The pattern was seen in a prospective evaluation of pregnant California women who happened to be enrolled in a comprehensive study of pregnancy outcomes when the magnitude 6.7 Northridge earthquake struck on Jan. 17, 1994, killing dozens of people and leveling thousands of homes.
Those subjects who were in their first trimester showed highly elevated levels of stress hormones, but those in their third trimester had much lower levels of stress hormones, Dr. Sandman said at a conference on sleep in infancy and childhood sponsored by the Annenberg Center for Health Sciences. Months later, women who had been exposed to the stress of the earthquake early in pregnancy were significantly more likely than other mothers to deliver early.
“An early maternal message that it's a hostile world primes the placental clock for a CRH [corticotropin-releasing hormone] response later,” he said.
Subsequent studies in 550 consecutive pregnant subjects confirmed a consistent link between high levels of maternal cortisol early in pregnancy and elevated levels of placenta-derived CRH in the third trimester.
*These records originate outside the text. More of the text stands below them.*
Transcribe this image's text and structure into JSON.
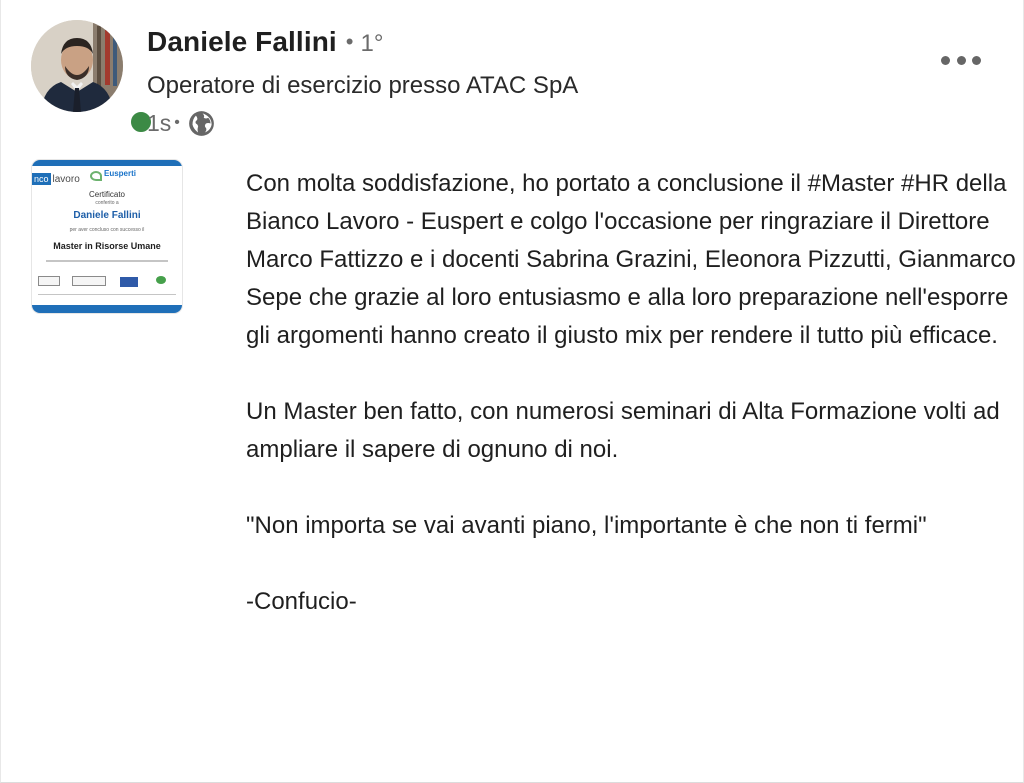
{
  "author": {
    "name": "Daniele Fallini",
    "degree": "1°",
    "headline": "Operatore di esercizio presso ATAC SpA",
    "time": "1s",
    "avatar_icon": "profile-photo",
    "status_color": "#3c8a45"
  },
  "menu": {
    "icon": "more-options-icon"
  },
  "attachment": {
    "logo_text_box": "nco",
    "logo_text_rest": "lavoro",
    "logo_secondary": "Eusperti",
    "title": "Certificato",
    "conferred": "conferito a",
    "recipient": "Daniele Fallini",
    "for_text": "per aver concluso con successo il",
    "course": "Master in Risorse Umane",
    "badge_text": "eipass",
    "accent_color": "#1f6fb8"
  },
  "post": {
    "paragraphs": [
      "Con molta soddisfazione, ho portato a conclusione il #Master #HR della Bianco Lavoro - Euspert e colgo l'occasione per ringraziare il Direttore Marco Fattizzo e i docenti Sabrina Grazini, Eleonora Pizzutti, Gianmarco Sepe che grazie al loro entusiasmo e alla loro preparazione nell'esporre gli argomenti hanno creato il giusto mix per rendere il tutto più efficace.",
      "Un Master ben fatto, con numerosi seminari di Alta Formazione volti ad ampliare il sapere di ognuno di noi.",
      "\"Non importa se vai avanti piano, l'importante è che non ti fermi\"",
      "-Confucio-"
    ]
  }
}
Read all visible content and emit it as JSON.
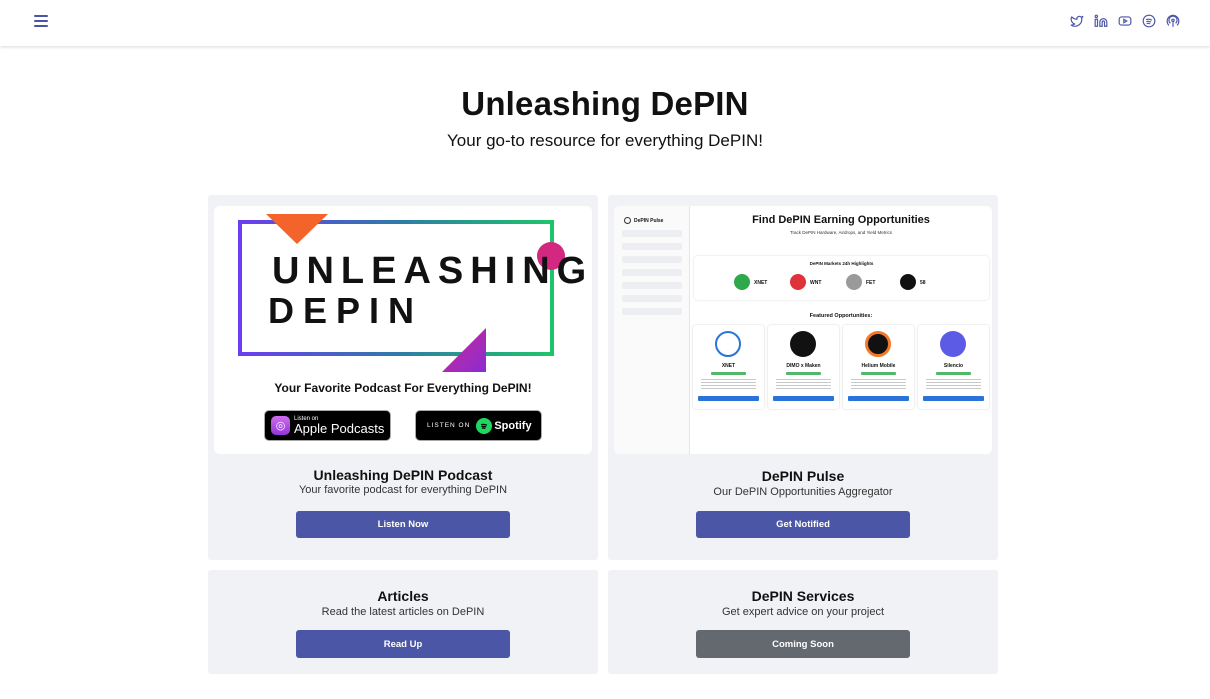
{
  "header": {
    "menu_icon": "hamburger-menu-icon",
    "socials": [
      "twitter-icon",
      "linkedin-icon",
      "youtube-icon",
      "spotify-icon",
      "podcast-icon"
    ]
  },
  "hero": {
    "title": "Unleashing DePIN",
    "subtitle": "Your go-to resource for everything DePIN!"
  },
  "cards": {
    "podcast": {
      "title": "Unleashing DePIN Podcast",
      "subtitle": "Your favorite podcast for everything DePIN",
      "button": "Listen Now",
      "art": {
        "word1": "UNLEASHING",
        "word2": "DEPIN",
        "tagline": "Your Favorite Podcast For Everything DePIN!",
        "apple_small": "Listen on",
        "apple_big": "Apple Podcasts",
        "spotify_small": "LISTEN ON",
        "spotify_big": "Spotify"
      }
    },
    "pulse": {
      "title": "DePIN Pulse",
      "subtitle": "Our DePIN Opportunities Aggregator",
      "button": "Get Notified",
      "preview": {
        "brand": "DePIN Pulse",
        "heading": "Find DePIN Earning Opportunities",
        "subheading": "Track DePIN Hardware, Airdrops, and Yield Metrics",
        "highlights_title": "DePIN Markets 24h Highlights",
        "highlight_labels": [
          "XNET",
          "WNT",
          "FET",
          "58"
        ],
        "featured_title": "Featured Opportunities:",
        "featured": [
          "XNET",
          "DIMO x Maken",
          "Helium Mobile",
          "Silencio"
        ]
      }
    },
    "articles": {
      "title": "Articles",
      "subtitle": "Read the latest articles on DePIN",
      "button": "Read Up"
    },
    "services": {
      "title": "DePIN Services",
      "subtitle": "Get expert advice on your project",
      "button": "Coming Soon"
    }
  },
  "colors": {
    "accent": "#4b57a6",
    "disabled": "#64686f",
    "card_bg": "#f1f2f5"
  }
}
Every 1 U of cortisol (μg/dL) measured at weeks 14–16 predicted 34 U of CRH (pg/dL) at 30–32 weeks' gestation.
Elevated CRH not only seems to speed delivery, but also appears to have profound consequences on the fetal response to stimuli and, later, a child's response to stress.
The complex interaction between maternal stress, fetal CRH, pregnancy outcomes, and infant and childhood behavior has been the target of studies conducted over more than 12 years as part of the women and children's health and well-being project at UCI, Dr. Sandman explained.
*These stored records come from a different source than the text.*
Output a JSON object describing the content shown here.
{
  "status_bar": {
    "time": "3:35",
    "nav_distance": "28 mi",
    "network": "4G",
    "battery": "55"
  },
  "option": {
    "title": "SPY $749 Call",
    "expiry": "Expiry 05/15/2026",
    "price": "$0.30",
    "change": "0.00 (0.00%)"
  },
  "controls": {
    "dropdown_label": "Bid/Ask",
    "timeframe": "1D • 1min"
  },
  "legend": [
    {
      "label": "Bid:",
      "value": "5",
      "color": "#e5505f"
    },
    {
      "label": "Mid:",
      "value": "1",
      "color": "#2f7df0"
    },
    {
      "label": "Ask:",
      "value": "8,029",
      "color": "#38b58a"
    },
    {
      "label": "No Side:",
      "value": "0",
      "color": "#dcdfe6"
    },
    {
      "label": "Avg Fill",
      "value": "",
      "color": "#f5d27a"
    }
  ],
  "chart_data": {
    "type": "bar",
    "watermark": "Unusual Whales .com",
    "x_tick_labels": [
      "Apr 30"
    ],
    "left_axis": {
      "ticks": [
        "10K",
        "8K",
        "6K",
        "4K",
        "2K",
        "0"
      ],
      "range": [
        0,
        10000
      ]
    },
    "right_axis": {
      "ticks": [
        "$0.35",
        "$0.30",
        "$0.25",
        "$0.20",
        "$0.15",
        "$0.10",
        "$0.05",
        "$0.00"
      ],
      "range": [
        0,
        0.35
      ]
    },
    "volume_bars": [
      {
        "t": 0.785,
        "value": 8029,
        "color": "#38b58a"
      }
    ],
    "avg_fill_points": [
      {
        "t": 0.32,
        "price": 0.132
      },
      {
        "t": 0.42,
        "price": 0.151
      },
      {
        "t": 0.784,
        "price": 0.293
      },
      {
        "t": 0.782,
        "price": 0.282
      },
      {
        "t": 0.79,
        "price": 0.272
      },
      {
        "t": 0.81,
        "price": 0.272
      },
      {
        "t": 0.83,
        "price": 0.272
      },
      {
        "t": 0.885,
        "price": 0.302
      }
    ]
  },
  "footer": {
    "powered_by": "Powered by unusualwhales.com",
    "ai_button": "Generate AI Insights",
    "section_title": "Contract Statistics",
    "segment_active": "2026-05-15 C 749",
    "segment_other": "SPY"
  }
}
More than 1,000 women and 600–700 infants have been enrolled thus far in studies that begin with extensive prenatal assessment beginning at about 10 weeks' gestation. Neuroendocrine profiles assess the maternal stress axis, while ultrasound examinations and studies of fetal behavior continue throughout pregnancy.
Infant stress examinations begin with the routine first heel-stick test received in the nursery, when researchers take advantage of a naturally occurring opportunity to evaluate salivary cortisol. Babies' responses to the stress of immunizations are also measured and temperament analyses conducted at 6–8 weeks.
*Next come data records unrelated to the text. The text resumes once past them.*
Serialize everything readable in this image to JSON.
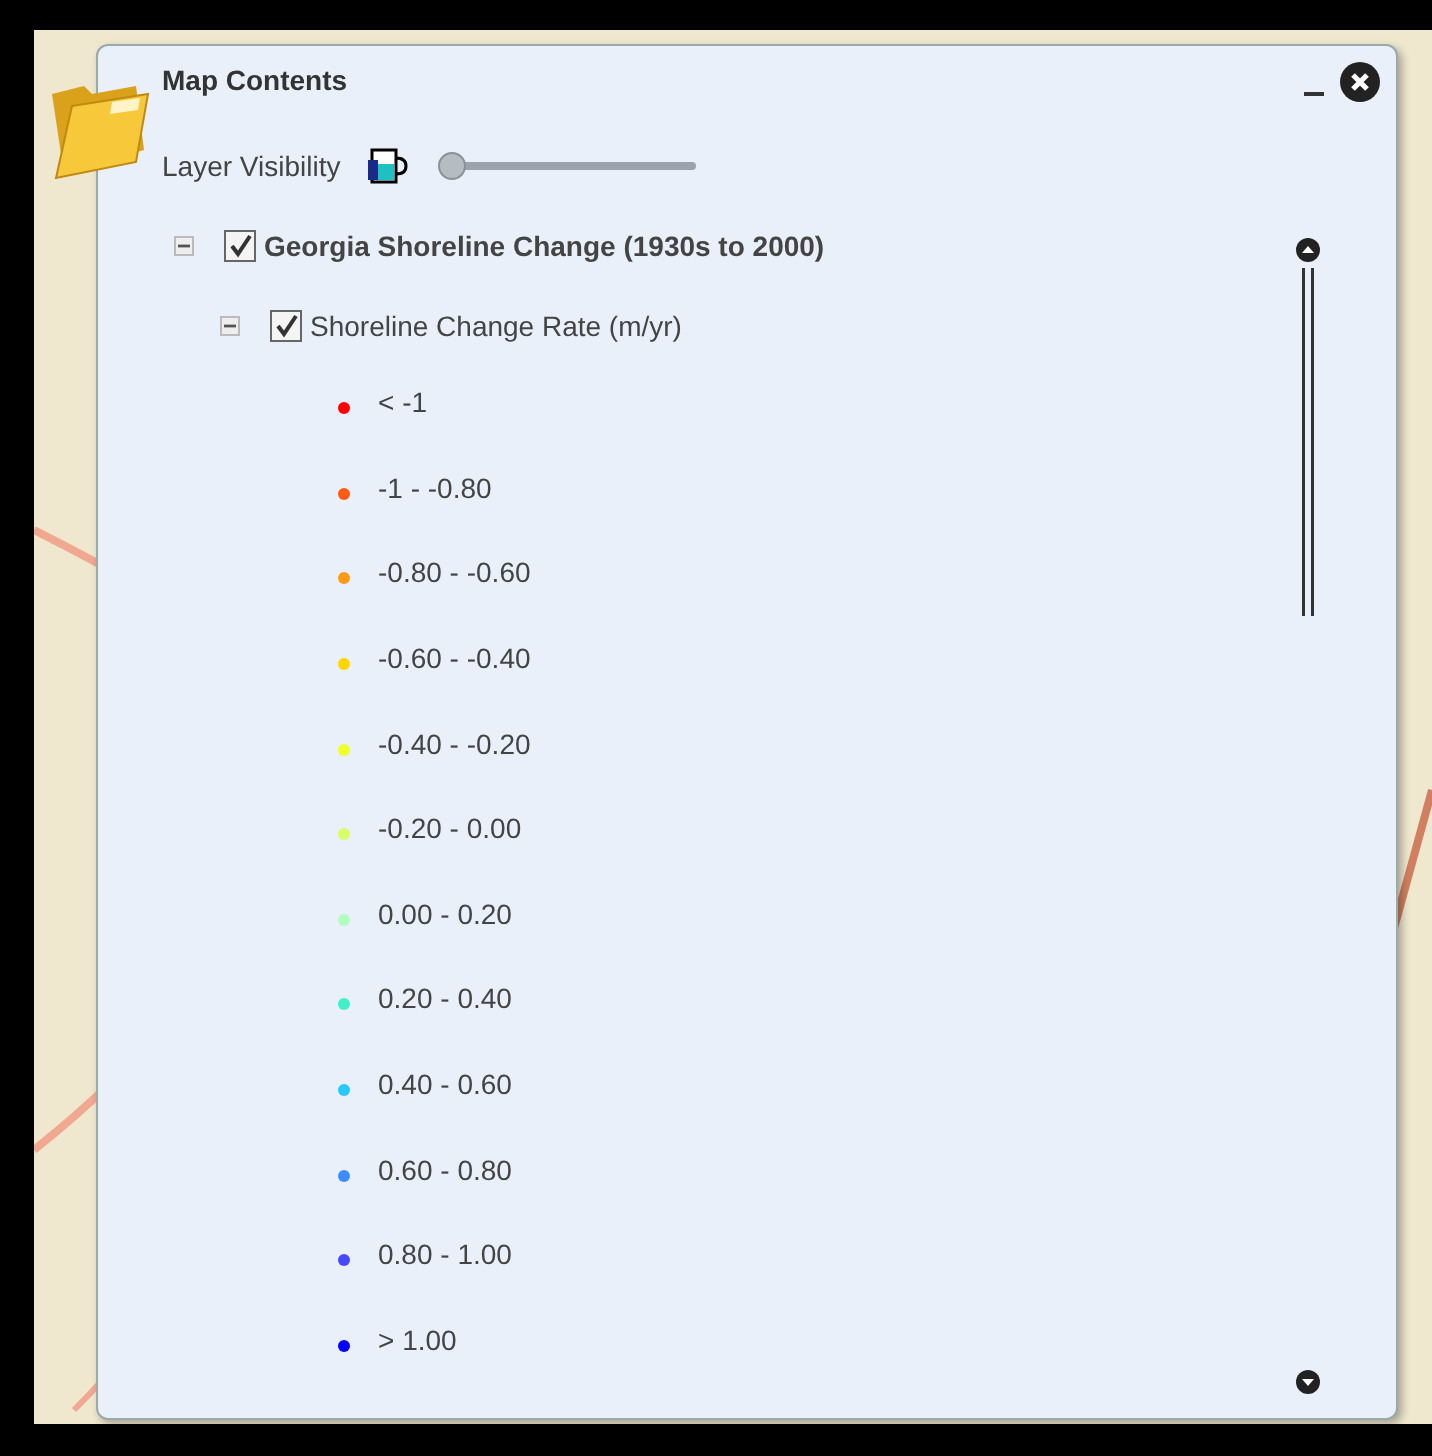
{
  "window": {
    "title": "Map Contents"
  },
  "layer_visibility": {
    "label": "Layer Visibility",
    "level": 0.02
  },
  "layers": [
    {
      "name": "Georgia Shoreline Change (1930s to 2000)",
      "checked": true,
      "expanded": true,
      "children": [
        {
          "name": "Shoreline Change Rate (m/yr)",
          "checked": true,
          "expanded": true,
          "legend": [
            {
              "label": "< -1",
              "color": "#ff0000"
            },
            {
              "label": "-1 - -0.80",
              "color": "#ff5a14"
            },
            {
              "label": "-0.80 - -0.60",
              "color": "#ff9a14"
            },
            {
              "label": "-0.60 - -0.40",
              "color": "#ffd400"
            },
            {
              "label": "-0.40 - -0.20",
              "color": "#f0ff2a"
            },
            {
              "label": "-0.20 - 0.00",
              "color": "#d8ff66"
            },
            {
              "label": "0.00 - 0.20",
              "color": "#b0ffc0"
            },
            {
              "label": "0.20 - 0.40",
              "color": "#40f0c8"
            },
            {
              "label": "0.40 - 0.60",
              "color": "#28c8ff"
            },
            {
              "label": "0.60 - 0.80",
              "color": "#3c8cff"
            },
            {
              "label": "0.80 - 1.00",
              "color": "#4848ff"
            },
            {
              "label": "> 1.00",
              "color": "#0000ff"
            }
          ]
        }
      ]
    }
  ]
}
The children continue to be followed. Beginning at aged 5–7 years, they are assessed with cognitive tests and structural MRI.
A number of intriguing observations have emerged from the UCI studies, including evidence that suggests stress in the womb may have far-reaching consequences on health and behavior.
The metabolic story begins early in pregnancy, with an increase in neuropeptides from the maternal hypothalamic-pituitary-adrenal stress axis. Apparently in response, the placenta produces circulating CRH, which in turn downregulates the maternal stress system, blocking communication between the hypothalamus and pituitary.
Both the quantity and the timing of stress hormone production is important.
“Women, as pregnancy advances, become immunized to the effects of stress,” explained Dr. Sandman, who said the finding explains why stress hormones were not as high in subjects who experienced the earthquake late in pregnancy.
Further research by the UCI group suggests that the fetus is very much influenced by stress signals. Fetuses exposed to high levels of stress hormones show a diminished ability to respond to new and familiar auditory stimuli. After birth, babies exposed early to high levels of stress hormones exhibit altered fear responses.
Dr. Sandman said these preliminary findings are not altogether surprising. Animal studies show that drought or famine produces smaller offspring, born early. This represents adaptation, since those animals that survive are small, requiring less food than usual in an environment of scarce resources.
Preterm birth may be an attempt to escape an inhospitable environment, identified as such by an exquisitely sensitive placenta measuring signals suggesting malnourishment or high levels of stress.